The Washington Post followed a day later, noting that the paper ordinarily does not name juveniles accused of crimes unless they have been charged as adults and arguing that the "paper decided to identify the Jonesboro boys because their names and photographs were published in their hometown paper and in many other newspapers around the country, and were broadcast by the major television networks."

Meanwhile, talk radio and television is awash with hand wringing and soul searching over school violence in America. Although, figures for 1995 showed over 700 murderers aged 15 and below, there is little to suggest that school violence isincreasing. In fact, one report released by a Washington-based non-profit organisation Justice Policy Institute on Wednesday showed juvenile homicide arrests decreased 30 percent between 1994 and 1996, although some say the problem is becoming acute in rural areas. Overall, crime in America is also dropping and a general sense of well-being pervaded the nation's big cities before the latest outrage.

But that's the spiel offered by city fathers and law-and-order experts. Sociologists and psychologists on the other hand are zeroing in on children and the environment they are growing up in to explain the bizarre outbreak of violence which has seen two other Jonesboro-like incidents in the past five months. Lack of parental bonding and too much trash television are being identified as the principle causes of such dysfunctional behaviour.

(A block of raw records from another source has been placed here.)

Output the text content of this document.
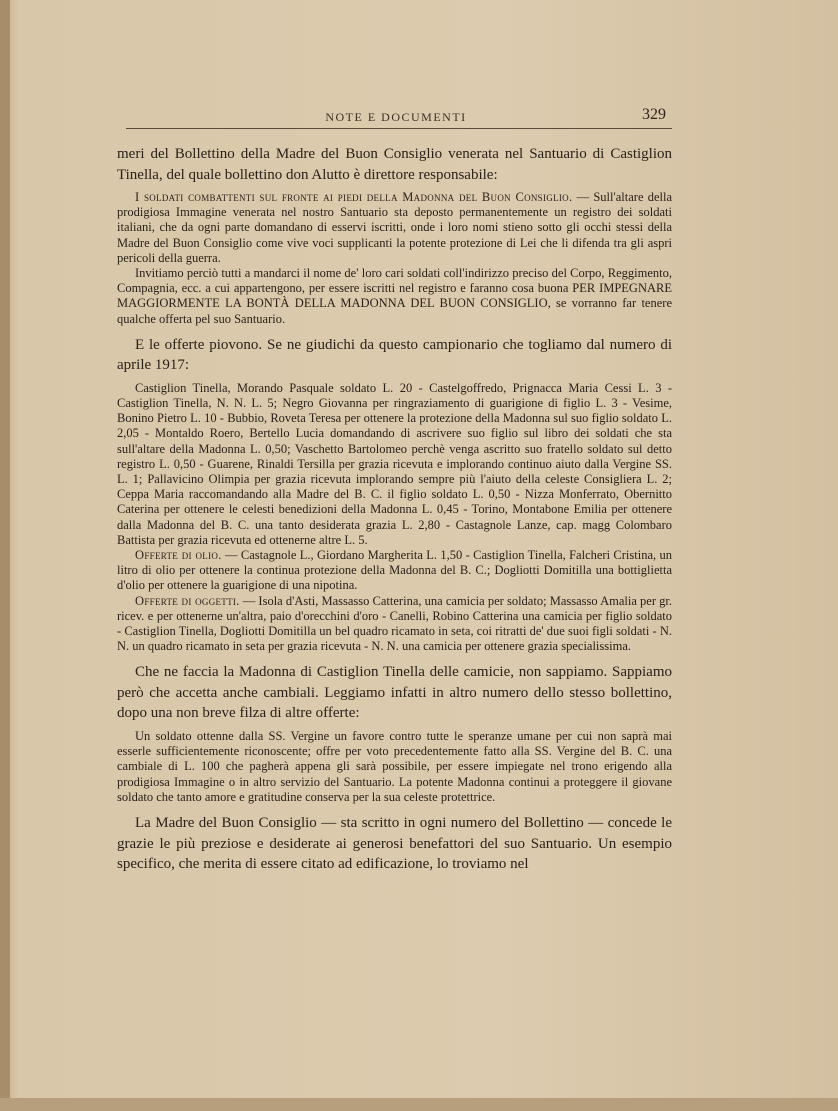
NOTE E DOCUMENTI	329

meri del Bollettino della Madre del Buon Consiglio venerata nel Santuario di Castiglion Tinella, del quale bollettino don Alutto è direttore responsabile:

I soldati combattenti sul fronte ai piedi della Madonna del Buon Consiglio. — Sull'altare della prodigiosa Immagine venerata nel nostro Santuario sta deposto permanentemente un registro dei soldati italiani, che da ogni parte domandano di esservi iscritti, onde i loro nomi stieno sotto gli occhi stessi della Madre del Buon Consiglio come vive voci supplicanti la potente protezione di Lei che li difenda tra gli aspri pericoli della guerra.

Invitiamo perciò tutti a mandarci il nome de' loro cari soldati coll'indirizzo preciso del Corpo, Reggimento, Compagnia, ecc. a cui appartengono, per essere iscritti nel registro e faranno cosa buona PER IMPEGNARE MAGGIORMENTE LA BONTÀ DELLA MADONNA DEL BUON CONSIGLIO, se vorranno far tenere qualche offerta pel suo Santuario.

E le offerte piovono. Se ne giudichi da questo campionario che togliamo dal numero di aprile 1917:

Castiglion Tinella, Morando Pasquale soldato L. 20 - Castelgoffredo, Prignacca Maria Cessi L. 3 - Castiglion Tinella, N. N. L. 5; Negro Giovanna per ringraziamento di guarigione di figlio L. 3 - Vesime, Bonino Pietro L. 10 - Bubbio, Roveta Teresa per ottenere la protezione della Madonna sul suo figlio soldato L. 2,05 - Montaldo Roero, Bertello Lucia domandando di ascrivere suo figlio sul libro dei soldati che sta sull'altare della Madonna L. 0,50; Vaschetto Bartolomeo perchè venga ascritto suo fratello soldato sul detto registro L. 0,50 - Guarene, Rinaldi Tersilla per grazia ricevuta e implorando continuo aiuto dalla Vergine SS. L. 1; Pallavicino Olimpia per grazia ricevuta implorando sempre più l'aiuto della celeste Consigliera L. 2; Ceppa Maria raccomandando alla Madre del B. C. il figlio soldato L. 0,50 - Nizza Monferrato, Obernitto Caterina per ottenere le celesti benedizioni della Madonna L. 0,45 - Torino, Montabone Emilia per ottenere dalla Madonna del B. C. una tanto desiderata grazia L. 2,80 - Castagnole Lanze, cap. magg Colombaro Battista per grazia ricevuta ed ottenerne altre L. 5.

Offerte di olio. — Castagnole L., Giordano Margherita L. 1,50 - Castiglion Tinella, Falcheri Cristina, un litro di olio per ottenere la continua protezione della Madonna del B. C.; Dogliotti Domitilla una bottiglietta d'olio per ottenere la guarigione di una nipotina.

Offerte di oggetti. — Isola d'Asti, Massasso Catterina, una camicia per soldato; Massasso Amalia per gr. ricev. e per ottenerne un'altra, paio d'orecchini d'oro - Canelli, Robino Catterina una camicia per figlio soldato - Castiglion Tinella, Dogliotti Domitilla un bel quadro ricamato in seta, coi ritratti de' due suoi figli soldati - N. N. un quadro ricamato in seta per grazia ricevuta - N. N. una camicia per ottenere grazia specialissima.

Che ne faccia la Madonna di Castiglion Tinella delle camicie, non sappiamo. Sappiamo però che accetta anche cambiali. Leggiamo infatti in altro numero dello stesso bollettino, dopo una non breve filza di altre offerte:

Un soldato ottenne dalla SS. Vergine un favore contro tutte le speranze umane per cui non saprà mai esserle sufficientemente riconoscente; offre per voto precedentemente fatto alla SS. Vergine del B. C. una cambiale di L. 100 che pagherà appena gli sarà possibile, per essere impiegate nel trono erigendo alla prodigiosa Immagine o in altro servizio del Santuario. La potente Madonna continui a proteggere il giovane soldato che tanto amore e gratitudine conserva per la sua celeste protettrice.

La Madre del Buon Consiglio — sta scritto in ogni numero del Bollettino — concede le grazie le più preziose e desiderate ai generosi benefattori del suo Santuario. Un esempio specifico, che merita di essere citato ad edificazione, lo troviamo nel
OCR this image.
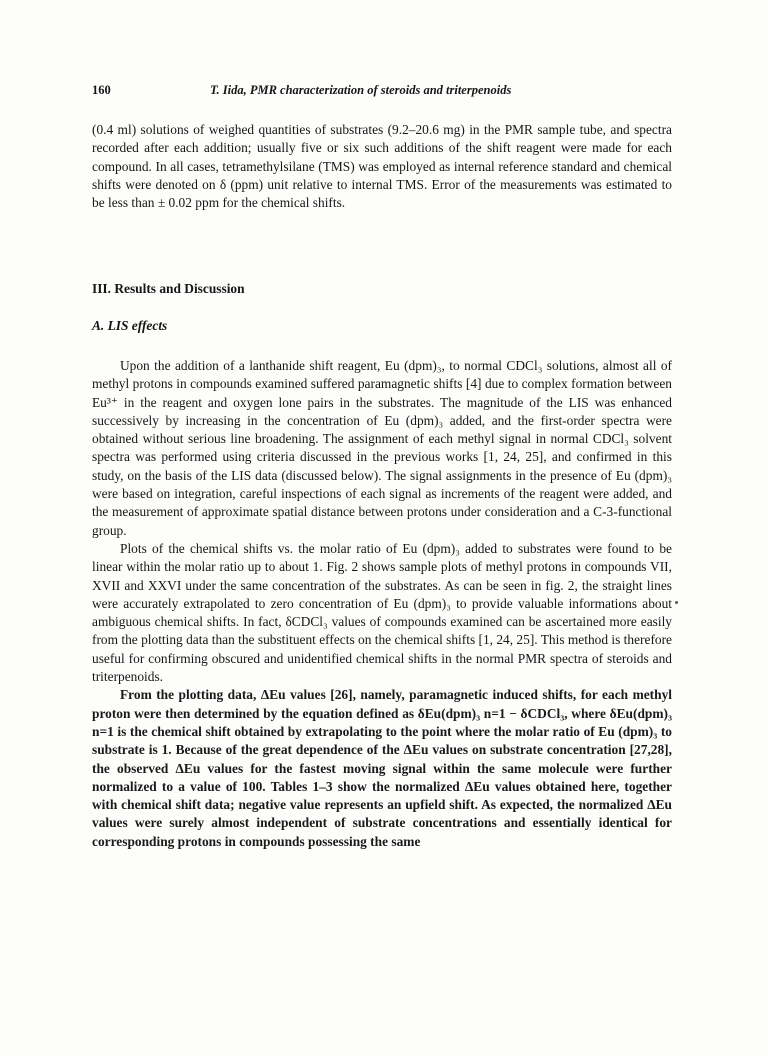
160	T. Iida, PMR characterization of steroids and triterpenoids

(0.4 ml) solutions of weighed quantities of substrates (9.2–20.6 mg) in the PMR sample tube, and spectra recorded after each addition; usually five or six such additions of the shift reagent were made for each compound. In all cases, tetramethylsilane (TMS) was employed as internal reference standard and chemical shifts were denoted on δ (ppm) unit relative to internal TMS. Error of the measurements was estimated to be less than ± 0.02 ppm for the chemical shifts.

III. Results and Discussion
A. LIS effects

Upon the addition of a lanthanide shift reagent, Eu (dpm)₃, to normal CDCl₃ solutions, almost all of methyl protons in compounds examined suffered paramagnetic shifts [4] due to complex formation between Eu³⁺ in the reagent and oxygen lone pairs in the substrates. The magnitude of the LIS was enhanced successively by increasing in the concentration of Eu (dpm)₃ added, and the first-order spectra were obtained without serious line broadening. The assignment of each methyl signal in normal CDCl₃ solvent spectra was performed using criteria discussed in the previous works [1, 24, 25], and confirmed in this study, on the basis of the LIS data (discussed below). The signal assignments in the presence of Eu (dpm)₃ were based on integration, careful inspections of each signal as increments of the reagent were added, and the measurement of approximate spatial distance between protons under consideration and a C-3-functional group.

Plots of the chemical shifts vs. the molar ratio of Eu (dpm)₃ added to substrates were found to be linear within the molar ratio up to about 1. Fig. 2 shows sample plots of methyl protons in compounds VII, XVII and XXVI under the same concentration of the substrates. As can be seen in fig. 2, the straight lines were accurately extrapolated to zero concentration of Eu (dpm)₃ to provide valuable informations about ambiguous chemical shifts. In fact, δCDCl₃ values of compounds examined can be ascertained more easily from the plotting data than the substituent effects on the chemical shifts [1, 24, 25]. This method is therefore useful for confirming obscured and unidentified chemical shifts in the normal PMR spectra of steroids and triterpenoids.

From the plotting data, ΔEu values [26], namely, paramagnetic induced shifts, for each methyl proton were then determined by the equation defined as δEu(dpm)₃ n=1 − δCDCl₃, where δEu(dpm)₃ n=1 is the chemical shift obtained by extrapolating to the point where the molar ratio of Eu (dpm)₃ to substrate is 1. Because of the great dependence of the ΔEu values on substrate concentration [27,28], the observed ΔEu values for the fastest moving signal within the same molecule were further normalized to a value of 100. Tables 1–3 show the normalized ΔEu values obtained here, together with chemical shift data; negative value represents an upfield shift. As expected, the normalized ΔEu values were surely almost independent of substrate concentrations and essentially identical for corresponding protons in compounds possessing the same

The gun culture in the American South is also being fleshed out. Despite the media's tendency to show that juvenile crime and violence is largely urban, inner-city, blackphenomena, the latest incidents show that the problem exists in the restless rural south, where carrying guns is a part of the local culture and folklore.

Says New Jersey criminologist Brian Levin: "In the past, rural areas were somewhat insulated from the bombardment of negative stimuli such as violence, drugs and gangs. Now you have movies and cable and the Internet in rural areas. Evil has a nice direct marketing pipeline to rural areas that it didn't have in decades past."

The Jonesboro massacre has also rekindled the simmering debate about the gun culture in a country in which the right to bear arms is constitutionally enshrined. About half of all Americans are said to live in households with guns and the National Rifle Association (NRA) is one of the most powerful lobbying forces in the country. But increasing access to guns by young kids is helping liberal democrats drum up support against the NRA.

In a 1993 national survey of sixth-to 12th-graders, 15 percent said they had carried a gun in thelast month, and four percent said they had taken a gun to school the previous year. Consigned to the backburner in recent days, the NRA vs Other debate will boom again.